Here’s an example. The Pentagon is buying Advanced Extremely High Frequency (AEHF) communications satellites that will allow warfighters all over the world to communicate securely even in adverse circumstances. That’s an essential capability and military planners expect to buy several of the satellites over the coming decade. Now, if Congress buys the next two satellites separately with full funding of each in the year it’s requested, the cost for both will be about $4 billion. If it buys them in a “block” (together) and then spaces the money out over several years as EASE proposes, the two satellites will cost $3.1 billion. About $900 million is saved just by doing business differently, without giving anything up. And the same approach can be applied to any other satellite constellation where the government plans to buy more than one satellite of the same design, whether it’s for missile warning or weather reports or whatever.
You can’t really call EASE a breakthrough, because the National Reconnaissance Office has been buying its spy satellites this way for a long time. But most of the military satellites the government buys aren’t for spying, and all the other spacecraft are currently being bought one-at-a-time at very high cost. By switching to incremental funding of multi-satellite buys, the government can start saving billions of dollars in fiscal 2012. It can also help military planners and contractors to start thinking more coherently about how to introduce necessary upgrades into later versions of current satellites, since we know constellations like AEHF are going to be operating for decades to come. But the real savings come from being able to use workers and facilities more efficiently, because when the government commits to buying multiple satellites of the same type in a single “block” the work can be sequenced to make sure each employee with specialized skills is working every day, rather than waiting around for the next satellite to be funded.
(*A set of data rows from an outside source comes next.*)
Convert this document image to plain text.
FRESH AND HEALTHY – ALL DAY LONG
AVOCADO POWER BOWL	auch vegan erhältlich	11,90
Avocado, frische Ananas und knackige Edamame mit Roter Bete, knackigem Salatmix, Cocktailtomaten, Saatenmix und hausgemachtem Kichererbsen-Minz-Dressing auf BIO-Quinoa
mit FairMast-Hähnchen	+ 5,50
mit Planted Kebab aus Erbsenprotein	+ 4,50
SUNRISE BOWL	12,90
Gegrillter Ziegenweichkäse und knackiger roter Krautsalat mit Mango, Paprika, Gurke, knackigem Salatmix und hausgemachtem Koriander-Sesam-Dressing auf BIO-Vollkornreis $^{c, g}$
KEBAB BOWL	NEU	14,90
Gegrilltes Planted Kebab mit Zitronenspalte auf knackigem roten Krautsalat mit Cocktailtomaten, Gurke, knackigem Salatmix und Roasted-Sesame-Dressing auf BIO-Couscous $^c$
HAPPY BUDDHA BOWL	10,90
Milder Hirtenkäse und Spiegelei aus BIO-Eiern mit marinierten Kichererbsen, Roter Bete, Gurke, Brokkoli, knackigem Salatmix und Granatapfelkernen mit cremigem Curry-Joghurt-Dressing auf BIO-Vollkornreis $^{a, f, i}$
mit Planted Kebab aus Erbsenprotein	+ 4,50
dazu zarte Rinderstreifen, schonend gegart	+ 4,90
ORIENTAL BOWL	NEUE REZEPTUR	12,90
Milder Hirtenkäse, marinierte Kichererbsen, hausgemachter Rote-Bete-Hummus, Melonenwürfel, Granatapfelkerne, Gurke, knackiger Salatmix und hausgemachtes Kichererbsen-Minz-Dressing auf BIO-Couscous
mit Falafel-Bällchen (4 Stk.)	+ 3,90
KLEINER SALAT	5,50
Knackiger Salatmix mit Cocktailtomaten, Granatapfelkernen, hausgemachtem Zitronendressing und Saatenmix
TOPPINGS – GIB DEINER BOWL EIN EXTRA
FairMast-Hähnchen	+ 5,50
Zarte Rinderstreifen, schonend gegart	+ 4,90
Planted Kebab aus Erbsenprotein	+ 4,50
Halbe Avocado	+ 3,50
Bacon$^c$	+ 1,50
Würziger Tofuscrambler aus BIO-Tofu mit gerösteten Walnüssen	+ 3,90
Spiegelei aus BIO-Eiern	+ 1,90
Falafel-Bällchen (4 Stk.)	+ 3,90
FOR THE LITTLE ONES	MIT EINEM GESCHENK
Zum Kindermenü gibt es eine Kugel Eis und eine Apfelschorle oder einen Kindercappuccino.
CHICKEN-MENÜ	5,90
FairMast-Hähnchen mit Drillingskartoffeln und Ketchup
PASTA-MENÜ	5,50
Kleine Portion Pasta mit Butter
This isn’t a budgeting gimmick and there are no catches. Congress can begin saving billions of dollars on military satellites in 2012 without killing any programs or closing any facilities. All it needs to do is agree to what staffers call “advanced appropriations,” which is technical language for agreeing to fund satellites over several budget years rather than setting aside all the money in a single year. Once it does that, budgeting for military space will become easier and savings will begin accumulating that can be applied to other purposes such as deficit reduction. Of course, somebody somewhere will probably complain about Congress changing the way it does business. But when you’re borrowing $4 billion per day from lenders like China, change is indicated.